Он несколько переждал, но боль не проходила, наоборот, она все больше сковывала его, стали непослушными, почти отнялись ноги. Теперь он уже знал: что-то с позвоночником…
Утро было свежее. Несмотря на позднюю осень, первое по-настоящему свежее утро. Березовый лес в лучах восходящего солнца полыхал чистым золотом. Он подумал, что, кажется, никогда не видел такой необыкновенной осени — с такой чистой золотой листвой, с такими теплыми ночами, — и вот сегодня было первое свежее утро…
Постепенно он стал подмерзать, потому как был в одной рубашке. Надо было как-то добираться до машины. Расстояние в двадцать метров он преодолел ползком примерно за полчаса. Теперь как-то нужно было забраться в машину. Но для этого нужно было встать на ноги, а сделать этого он не мог — одна лишь попытка встать на колени вызвала нестерпимую боль, но дело было даже не в этом, дело было в том, что тело больше не подчинялось ему.

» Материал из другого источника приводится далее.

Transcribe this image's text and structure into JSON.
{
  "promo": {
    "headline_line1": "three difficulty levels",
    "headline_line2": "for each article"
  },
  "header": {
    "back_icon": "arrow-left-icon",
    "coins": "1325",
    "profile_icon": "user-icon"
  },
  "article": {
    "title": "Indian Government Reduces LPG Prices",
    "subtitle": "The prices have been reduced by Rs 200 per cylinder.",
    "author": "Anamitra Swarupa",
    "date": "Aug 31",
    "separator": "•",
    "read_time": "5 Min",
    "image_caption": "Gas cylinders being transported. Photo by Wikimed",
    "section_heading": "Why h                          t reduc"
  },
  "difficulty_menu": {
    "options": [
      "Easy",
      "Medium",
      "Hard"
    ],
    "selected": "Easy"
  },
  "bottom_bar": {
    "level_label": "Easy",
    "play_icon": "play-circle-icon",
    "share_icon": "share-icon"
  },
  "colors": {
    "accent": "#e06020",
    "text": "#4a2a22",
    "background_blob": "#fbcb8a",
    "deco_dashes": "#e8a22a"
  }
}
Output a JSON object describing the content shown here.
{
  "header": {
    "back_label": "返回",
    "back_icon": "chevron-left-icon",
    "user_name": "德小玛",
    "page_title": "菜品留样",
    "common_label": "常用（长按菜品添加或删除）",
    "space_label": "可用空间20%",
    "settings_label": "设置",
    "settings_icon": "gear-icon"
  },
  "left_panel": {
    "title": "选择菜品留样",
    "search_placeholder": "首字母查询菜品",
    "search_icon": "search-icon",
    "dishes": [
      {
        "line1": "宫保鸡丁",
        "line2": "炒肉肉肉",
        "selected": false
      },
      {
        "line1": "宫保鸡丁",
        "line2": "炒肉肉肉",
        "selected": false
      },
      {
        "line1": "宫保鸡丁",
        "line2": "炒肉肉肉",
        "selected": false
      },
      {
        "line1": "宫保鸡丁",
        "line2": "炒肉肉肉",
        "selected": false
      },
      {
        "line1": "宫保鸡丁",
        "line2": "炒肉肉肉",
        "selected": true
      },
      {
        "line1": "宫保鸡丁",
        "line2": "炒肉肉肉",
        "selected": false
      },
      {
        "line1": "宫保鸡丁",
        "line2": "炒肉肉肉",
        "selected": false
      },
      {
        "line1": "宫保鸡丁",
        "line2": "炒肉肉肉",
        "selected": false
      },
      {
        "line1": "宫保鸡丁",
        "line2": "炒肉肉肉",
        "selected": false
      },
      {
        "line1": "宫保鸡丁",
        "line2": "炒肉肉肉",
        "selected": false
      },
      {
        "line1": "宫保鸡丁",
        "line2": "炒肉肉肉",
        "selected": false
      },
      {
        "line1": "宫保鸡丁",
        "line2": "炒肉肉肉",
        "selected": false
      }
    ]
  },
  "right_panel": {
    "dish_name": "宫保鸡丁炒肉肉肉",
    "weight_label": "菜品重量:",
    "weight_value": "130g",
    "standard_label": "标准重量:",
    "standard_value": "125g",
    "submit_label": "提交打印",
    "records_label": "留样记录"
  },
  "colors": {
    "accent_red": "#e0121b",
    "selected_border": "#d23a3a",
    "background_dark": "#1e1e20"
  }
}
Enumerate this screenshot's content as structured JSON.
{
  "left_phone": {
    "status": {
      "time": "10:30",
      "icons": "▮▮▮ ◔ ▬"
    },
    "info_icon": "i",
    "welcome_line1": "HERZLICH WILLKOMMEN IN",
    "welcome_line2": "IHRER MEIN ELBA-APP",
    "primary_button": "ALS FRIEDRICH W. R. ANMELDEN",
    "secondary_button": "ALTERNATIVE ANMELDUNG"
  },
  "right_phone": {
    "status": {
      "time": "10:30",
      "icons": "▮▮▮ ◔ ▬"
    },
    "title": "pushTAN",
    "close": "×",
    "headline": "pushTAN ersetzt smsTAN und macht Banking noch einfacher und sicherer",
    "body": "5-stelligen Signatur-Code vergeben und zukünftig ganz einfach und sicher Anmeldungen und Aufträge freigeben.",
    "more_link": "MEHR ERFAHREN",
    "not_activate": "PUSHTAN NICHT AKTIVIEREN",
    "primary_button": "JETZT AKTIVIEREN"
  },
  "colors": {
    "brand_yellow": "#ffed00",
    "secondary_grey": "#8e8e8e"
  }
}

С великим трудом ему удалось сесть, он прислонился спиной к пыльному боку машины, и ему было смешно, хотя было совсем не до смеха. Смешно, потому что всего полчаса назад был полон планов, а сегодня вообще собирался начать новую жизнь, и весь день его был расписан по минутам. И еще вчера он, наконец, освободился от мучительной душевной зависимости, и вновь обрушившееся на него одиночество вроде даже обрадовало его. В то же время по той же причине было не до смеха: он был совершенно беспомощен, и как-то нужно было забраться в машину, о дальнейшем он пока не думал, дачный поселок был по-осеннему пуст, а сторож, зная, что он ночует тут, уехал в город.